On Sun, Jan 17, 2010 at 10:36 AM, John Maddock
For a (cell) simulation code I have to calculate lots of cubic roots in every timestep. So I tried to improve performance on my first guess, namely pow(x, 1/3) using boost::math::cbrt(). To my astonishment, this is much slower than the original code. I wrote a small test program to check this claim; compiling with g++ (Ubuntu 4.4.1-4ubuntu9) 4.4.1 (-O3) on a Intel Core i7 CPU I get the following timings (averaging the time over 10 trials): average time to compute 5000000 roots with pow(): 0.603 s. average time to compute 5000000 roots with boost::cbrt(): 1.087 s. average time to compute 5000000 roots with improved boost::cbrt(): 1.015 s. average time to compute 5000000 roots with exp(1/3*log()): 0.541 s.

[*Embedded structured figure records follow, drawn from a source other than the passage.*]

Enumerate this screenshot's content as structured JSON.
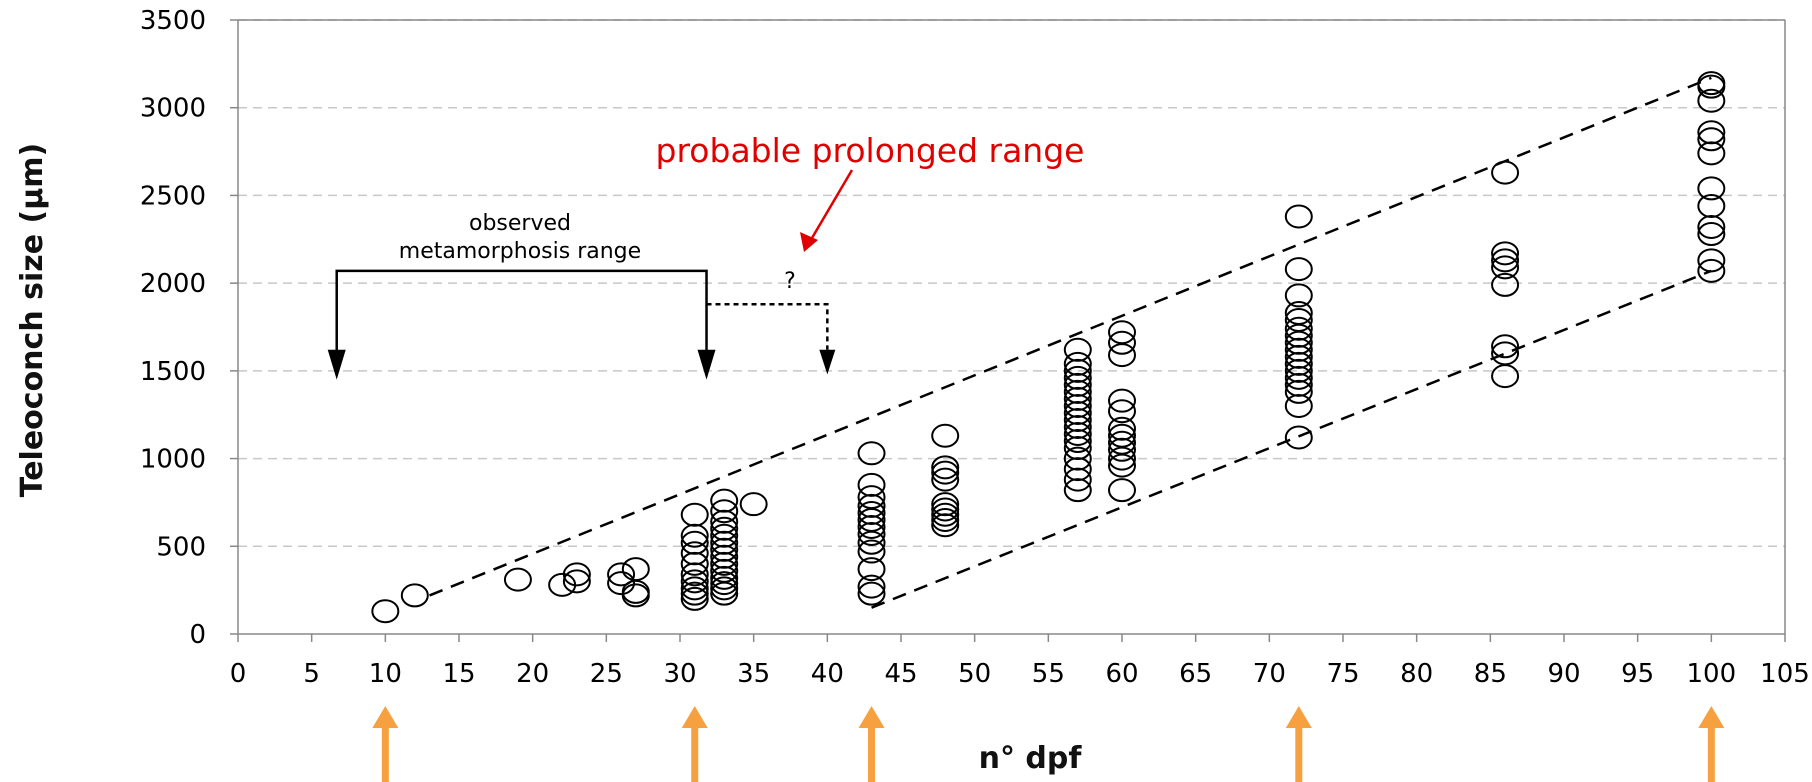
{
  "chart_data": {
    "type": "scatter",
    "title": "",
    "xlabel": "n° dpf",
    "ylabel": "Teleoconch size (μm)",
    "xlim": [
      0,
      105
    ],
    "ylim": [
      0,
      3500
    ],
    "x_ticks": [
      0,
      5,
      10,
      15,
      20,
      25,
      30,
      35,
      40,
      45,
      50,
      55,
      60,
      65,
      70,
      75,
      80,
      85,
      90,
      95,
      100,
      105
    ],
    "y_ticks": [
      0,
      500,
      1000,
      1500,
      2000,
      2500,
      3000,
      3500
    ],
    "grid": "horizontal dashed",
    "marker": "open circle",
    "points": [
      [
        10,
        130
      ],
      [
        12,
        220
      ],
      [
        19,
        310
      ],
      [
        22,
        280
      ],
      [
        23,
        300
      ],
      [
        23,
        340
      ],
      [
        26,
        290
      ],
      [
        26,
        340
      ],
      [
        27,
        370
      ],
      [
        27,
        240
      ],
      [
        27,
        220
      ],
      [
        31,
        680
      ],
      [
        31,
        560
      ],
      [
        31,
        520
      ],
      [
        31,
        460
      ],
      [
        31,
        400
      ],
      [
        31,
        340
      ],
      [
        31,
        300
      ],
      [
        31,
        260
      ],
      [
        31,
        230
      ],
      [
        31,
        200
      ],
      [
        33,
        760
      ],
      [
        33,
        700
      ],
      [
        33,
        640
      ],
      [
        33,
        600
      ],
      [
        33,
        560
      ],
      [
        33,
        520
      ],
      [
        33,
        480
      ],
      [
        33,
        440
      ],
      [
        33,
        400
      ],
      [
        33,
        360
      ],
      [
        33,
        320
      ],
      [
        33,
        290
      ],
      [
        33,
        260
      ],
      [
        33,
        230
      ],
      [
        35,
        740
      ],
      [
        43,
        1030
      ],
      [
        43,
        850
      ],
      [
        43,
        780
      ],
      [
        43,
        730
      ],
      [
        43,
        690
      ],
      [
        43,
        650
      ],
      [
        43,
        610
      ],
      [
        43,
        570
      ],
      [
        43,
        520
      ],
      [
        43,
        470
      ],
      [
        43,
        370
      ],
      [
        43,
        270
      ],
      [
        43,
        230
      ],
      [
        48,
        1130
      ],
      [
        48,
        950
      ],
      [
        48,
        920
      ],
      [
        48,
        880
      ],
      [
        48,
        740
      ],
      [
        48,
        710
      ],
      [
        48,
        680
      ],
      [
        48,
        650
      ],
      [
        48,
        620
      ],
      [
        57,
        1620
      ],
      [
        57,
        1540
      ],
      [
        57,
        1500
      ],
      [
        57,
        1460
      ],
      [
        57,
        1420
      ],
      [
        57,
        1380
      ],
      [
        57,
        1340
      ],
      [
        57,
        1300
      ],
      [
        57,
        1260
      ],
      [
        57,
        1220
      ],
      [
        57,
        1180
      ],
      [
        57,
        1140
      ],
      [
        57,
        1100
      ],
      [
        57,
        1060
      ],
      [
        57,
        1000
      ],
      [
        57,
        940
      ],
      [
        57,
        880
      ],
      [
        57,
        820
      ],
      [
        60,
        1720
      ],
      [
        60,
        1660
      ],
      [
        60,
        1590
      ],
      [
        60,
        1330
      ],
      [
        60,
        1270
      ],
      [
        60,
        1170
      ],
      [
        60,
        1130
      ],
      [
        60,
        1090
      ],
      [
        60,
        1050
      ],
      [
        60,
        1000
      ],
      [
        60,
        960
      ],
      [
        60,
        820
      ],
      [
        72,
        2380
      ],
      [
        72,
        2080
      ],
      [
        72,
        1930
      ],
      [
        72,
        1830
      ],
      [
        72,
        1790
      ],
      [
        72,
        1740
      ],
      [
        72,
        1700
      ],
      [
        72,
        1660
      ],
      [
        72,
        1620
      ],
      [
        72,
        1580
      ],
      [
        72,
        1540
      ],
      [
        72,
        1500
      ],
      [
        72,
        1460
      ],
      [
        72,
        1420
      ],
      [
        72,
        1380
      ],
      [
        72,
        1300
      ],
      [
        72,
        1120
      ],
      [
        86,
        2630
      ],
      [
        86,
        2170
      ],
      [
        86,
        2130
      ],
      [
        86,
        2090
      ],
      [
        86,
        1990
      ],
      [
        86,
        1640
      ],
      [
        86,
        1600
      ],
      [
        86,
        1470
      ],
      [
        100,
        3140
      ],
      [
        100,
        3120
      ],
      [
        100,
        3040
      ],
      [
        100,
        2860
      ],
      [
        100,
        2820
      ],
      [
        100,
        2740
      ],
      [
        100,
        2540
      ],
      [
        100,
        2440
      ],
      [
        100,
        2320
      ],
      [
        100,
        2280
      ],
      [
        100,
        2130
      ],
      [
        100,
        2070
      ]
    ],
    "trend_lines": [
      {
        "from": [
          13,
          220
        ],
        "to": [
          100,
          3170
        ]
      },
      {
        "from": [
          43,
          150
        ],
        "to": [
          100,
          2070
        ]
      }
    ],
    "annotations": {
      "observed_range_text": [
        "observed",
        "metamorphosis range"
      ],
      "observed_range": [
        6.7,
        31.8
      ],
      "question_mark": "?",
      "probable_range_end": 40,
      "red_label": "probable prolonged range"
    },
    "highlight_arrows_x": [
      10,
      31,
      43,
      72,
      100
    ],
    "colors": {
      "arrow": "#f7a040",
      "red_text": "#e00000",
      "grid": "#c8c8c8"
    }
  }
}
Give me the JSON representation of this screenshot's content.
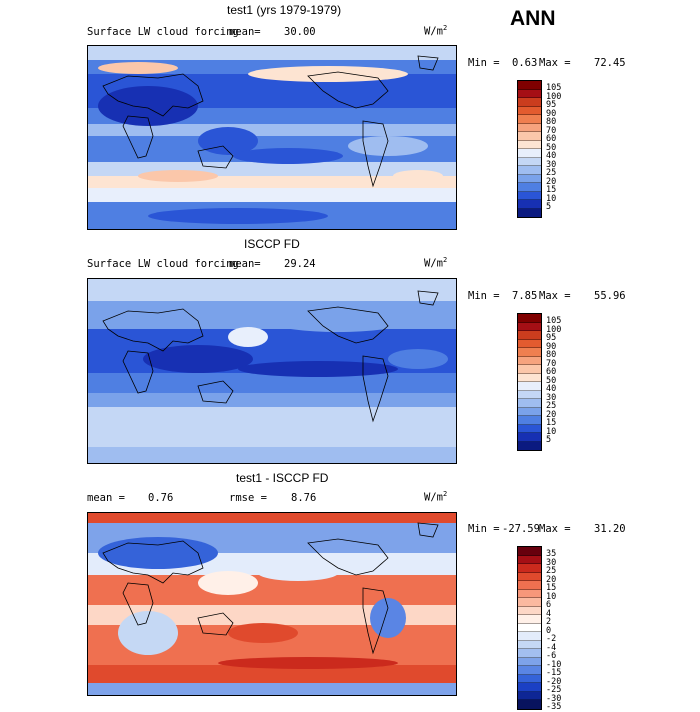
{
  "season": "ANN",
  "panels": [
    {
      "title": "test1 (yrs 1979-1979)",
      "variable": "Surface LW cloud forcing",
      "mean_label": "mean=",
      "mean_value": "30.00",
      "units": "W/m",
      "units_sup": "2",
      "min_label": "Min =",
      "min_value": "0.63",
      "max_label": "Max =",
      "max_value": "72.45",
      "levels": [
        "105",
        "100",
        "95",
        "90",
        "80",
        "70",
        "60",
        "50",
        "40",
        "30",
        "25",
        "20",
        "15",
        "10",
        "5"
      ]
    },
    {
      "title": "ISCCP FD",
      "variable": "Surface LW cloud forcing",
      "mean_label": "mean=",
      "mean_value": "29.24",
      "units": "W/m",
      "units_sup": "2",
      "min_label": "Min =",
      "min_value": "7.85",
      "max_label": "Max =",
      "max_value": "55.96",
      "levels": [
        "105",
        "100",
        "95",
        "90",
        "80",
        "70",
        "60",
        "50",
        "40",
        "30",
        "25",
        "20",
        "15",
        "10",
        "5"
      ]
    },
    {
      "title": "test1 - ISCCP FD",
      "mean_label": "mean =",
      "mean_value": "0.76",
      "rmse_label": "rmse =",
      "rmse_value": "8.76",
      "units": "W/m",
      "units_sup": "2",
      "min_label": "Min =",
      "min_value": "-27.59",
      "max_label": "Max =",
      "max_value": "31.20",
      "levels": [
        "35",
        "30",
        "25",
        "20",
        "15",
        "10",
        "6",
        "4",
        "2",
        "0",
        "-2",
        "-4",
        "-6",
        "-10",
        "-15",
        "-20",
        "-25",
        "-30",
        "-35"
      ]
    }
  ],
  "colors": {
    "abs_scale": [
      "#7f0000",
      "#a50f15",
      "#cb3d1e",
      "#e35b2f",
      "#ef7f50",
      "#f6a37e",
      "#fbc7aa",
      "#fde4d2",
      "#e8effc",
      "#c4d7f5",
      "#9fbdf0",
      "#7aa2ea",
      "#4f7fe2",
      "#2a55d6",
      "#1730b3",
      "#0b1a80"
    ],
    "anom_scale": [
      "#67000d",
      "#a50f15",
      "#cb2a1d",
      "#e04a2d",
      "#ef7050",
      "#f7977a",
      "#fbb9a0",
      "#fdd7c6",
      "#fff0e8",
      "#ffffff",
      "#e3ecfb",
      "#c5d8f4",
      "#a3bff0",
      "#7ea3ea",
      "#5a85e4",
      "#3563d9",
      "#1b40c4",
      "#0e2695",
      "#08135e"
    ]
  }
}
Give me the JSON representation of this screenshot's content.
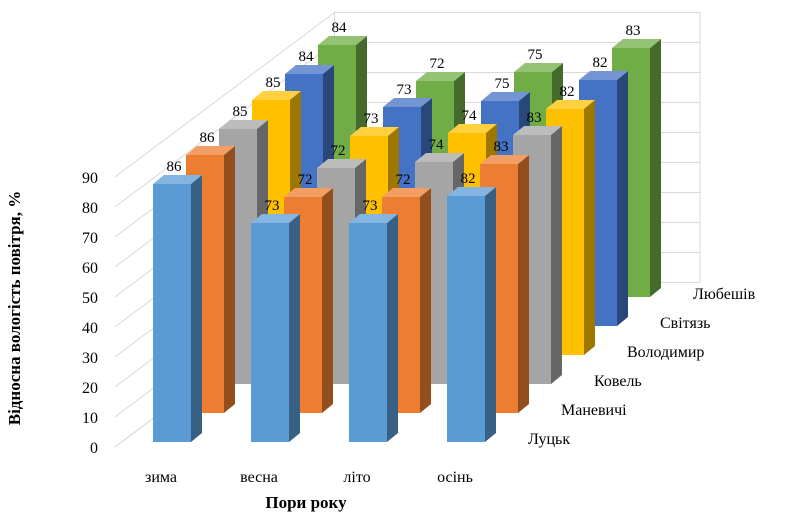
{
  "chart_data": {
    "type": "bar",
    "subtype": "3d-column",
    "title": "",
    "xlabel": "Пори року",
    "ylabel": "Відносна вологість повітря, %",
    "ylim": [
      0,
      90
    ],
    "yticks": [
      0,
      10,
      20,
      30,
      40,
      50,
      60,
      70,
      80,
      90
    ],
    "grid": true,
    "categories": [
      "зима",
      "весна",
      "літо",
      "осінь"
    ],
    "series": [
      {
        "name": "Луцьк",
        "color": "#5b9bd5",
        "values": [
          86,
          73,
          73,
          82
        ]
      },
      {
        "name": "Маневичі",
        "color": "#ed7d31",
        "values": [
          86,
          72,
          72,
          83
        ]
      },
      {
        "name": "Ковель",
        "color": "#a5a5a5",
        "values": [
          85,
          72,
          74,
          83
        ]
      },
      {
        "name": "Володимир",
        "color": "#ffc000",
        "values": [
          85,
          73,
          74,
          82
        ]
      },
      {
        "name": "Світязь",
        "color": "#4472c4",
        "values": [
          84,
          73,
          75,
          82
        ]
      },
      {
        "name": "Любешів",
        "color": "#70ad47",
        "values": [
          84,
          72,
          75,
          83
        ]
      }
    ]
  }
}
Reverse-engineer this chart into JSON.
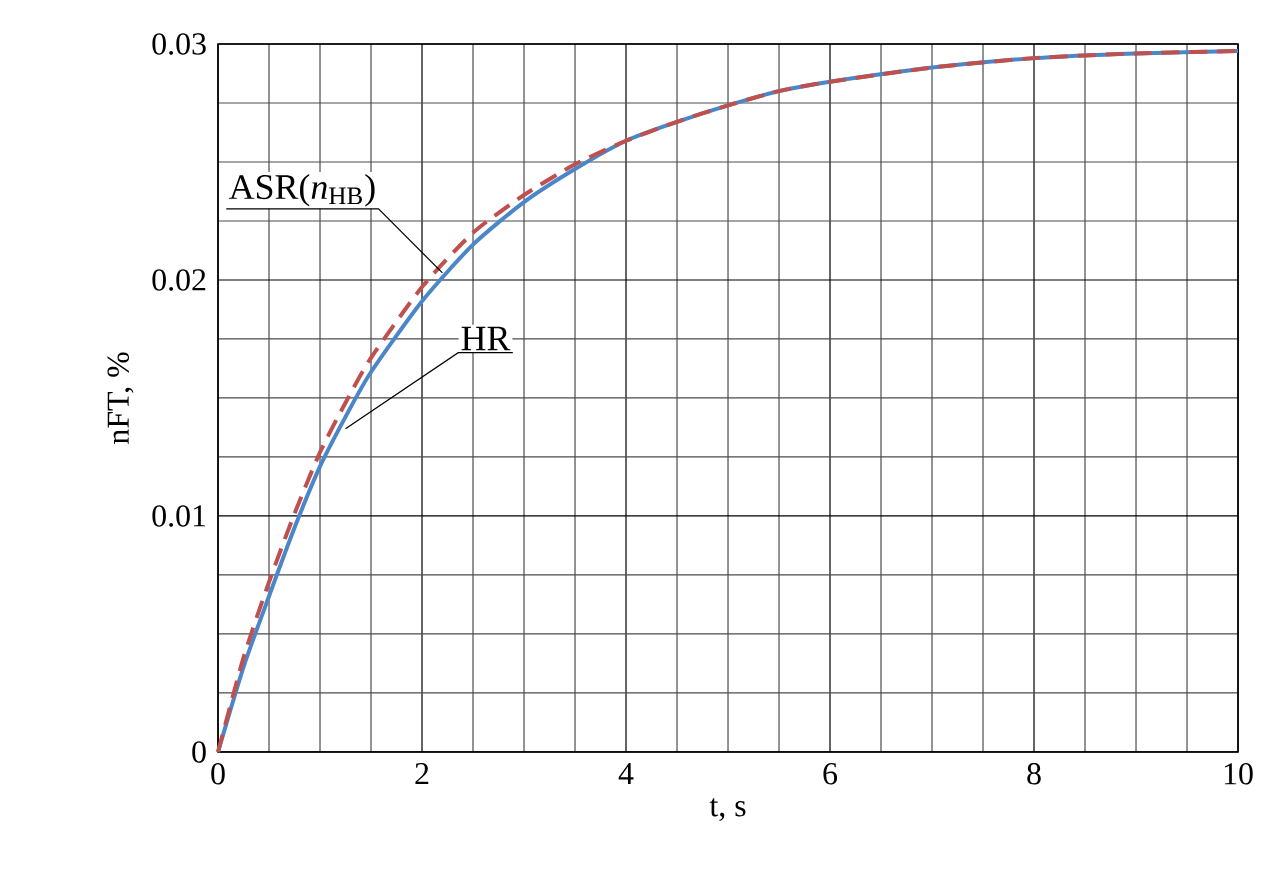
{
  "chart_data": {
    "type": "line",
    "xlabel": "t, s",
    "ylabel": "nFT, %",
    "xlim": [
      0,
      10
    ],
    "ylim": [
      0,
      0.03
    ],
    "xticks": [
      0,
      2,
      4,
      6,
      8,
      10
    ],
    "yticks": [
      0,
      0.01,
      0.02,
      0.03
    ],
    "grid": true,
    "marker": "none",
    "x": [
      0,
      0.25,
      0.5,
      0.75,
      1,
      1.25,
      1.5,
      2,
      2.5,
      3,
      3.5,
      4,
      4.5,
      5,
      5.5,
      6,
      7,
      8,
      9,
      10
    ],
    "series": [
      {
        "color": "#4a86c8",
        "line_style": "solid",
        "values": [
          0,
          0.0036,
          0.0066,
          0.0095,
          0.0121,
          0.0142,
          0.0161,
          0.0191,
          0.0215,
          0.0233,
          0.0247,
          0.0259,
          0.0267,
          0.0274,
          0.028,
          0.0284,
          0.029,
          0.0294,
          0.0296,
          0.0297
        ]
      },
      {
        "color": "#c0504d",
        "line_style": "dashed",
        "values": [
          0,
          0.004,
          0.0072,
          0.0101,
          0.0127,
          0.0148,
          0.0167,
          0.0197,
          0.022,
          0.0236,
          0.0249,
          0.0259,
          0.0267,
          0.0274,
          0.028,
          0.0284,
          0.029,
          0.0294,
          0.0296,
          0.0297
        ]
      }
    ],
    "annotations": [
      {
        "text": "ASR(*n*$_{HB}$)",
        "x": 2.2,
        "y": 0.0203
      },
      {
        "text": "HR",
        "x": 1.25,
        "y": 0.0137
      }
    ]
  }
}
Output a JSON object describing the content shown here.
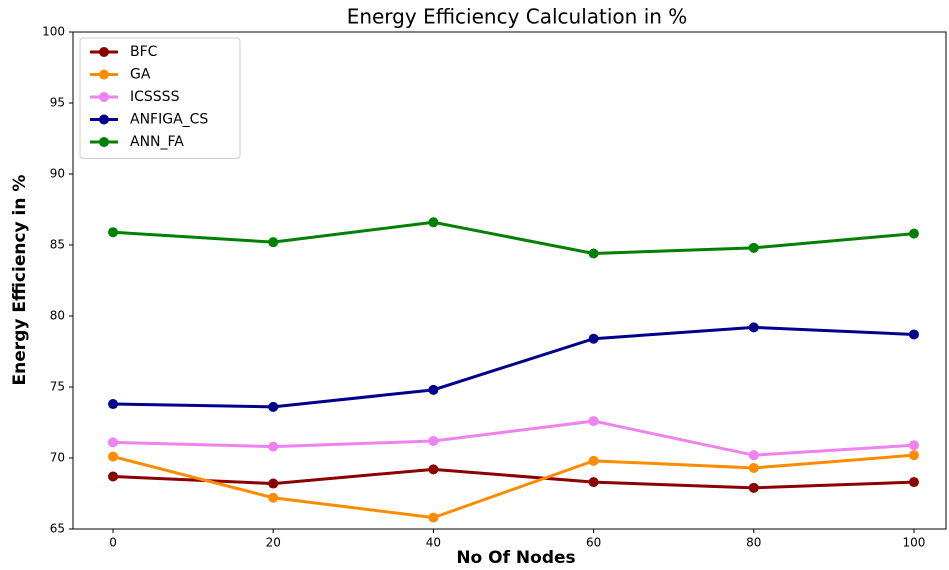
{
  "chart_data": {
    "type": "line",
    "title": "Energy Efficiency Calculation in %",
    "x_label": "No Of Nodes",
    "y_label": "Energy Efficiency in %",
    "x": [
      0,
      20,
      40,
      60,
      80,
      100
    ],
    "series": [
      {
        "name": "BFC",
        "color": "#8b0000",
        "values": [
          68.7,
          68.2,
          69.2,
          68.3,
          67.9,
          68.3
        ]
      },
      {
        "name": "GA",
        "color": "#ff8c00",
        "values": [
          70.1,
          67.2,
          65.8,
          69.8,
          69.3,
          70.2
        ]
      },
      {
        "name": "ICSSSS",
        "color": "#ee82ee",
        "values": [
          71.1,
          70.8,
          71.2,
          72.6,
          70.2,
          70.9
        ]
      },
      {
        "name": "ANFIGA_CS",
        "color": "#00008b",
        "values": [
          73.8,
          73.6,
          74.8,
          78.4,
          79.2,
          78.7
        ]
      },
      {
        "name": "ANN_FA",
        "color": "#008000",
        "values": [
          85.9,
          85.2,
          86.6,
          84.4,
          84.8,
          85.8
        ]
      }
    ],
    "xlim": [
      -5,
      104
    ],
    "xticks": [
      0,
      20,
      40,
      60,
      80,
      100
    ],
    "ylim": [
      65,
      100
    ],
    "yticks": [
      65,
      70,
      75,
      80,
      85,
      90,
      95,
      100
    ],
    "legend": "upper left"
  }
}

FYI SVN Trunk now has an updated algorithm that is very competitive - within 1-2% of ::cbrt (gcc-4.4.1 on Ubuntu Linux):
Testing cbrt 1.025e-07 Testing cbrt-c99 1.001e-07 Testing cbrt-pow 1.611e-07
Unfortunately msvc performance compares less well (even though it's much better than before, and does at least outperform the cephes lib):
Testing cbrt 1.970e-007 Testing cbrt-cephes 2.676e-007 Testing cbrt-pow 1.072e-007
This reflects the poor performance of std::frexp on that compiler... annoying that :-(
As I recall, MSVC saved and restores the floating point rounding type on most floating point calls like that, which causes its speed hit, you can work around it by making your own in assembly or use SSE or so, as I recall that is...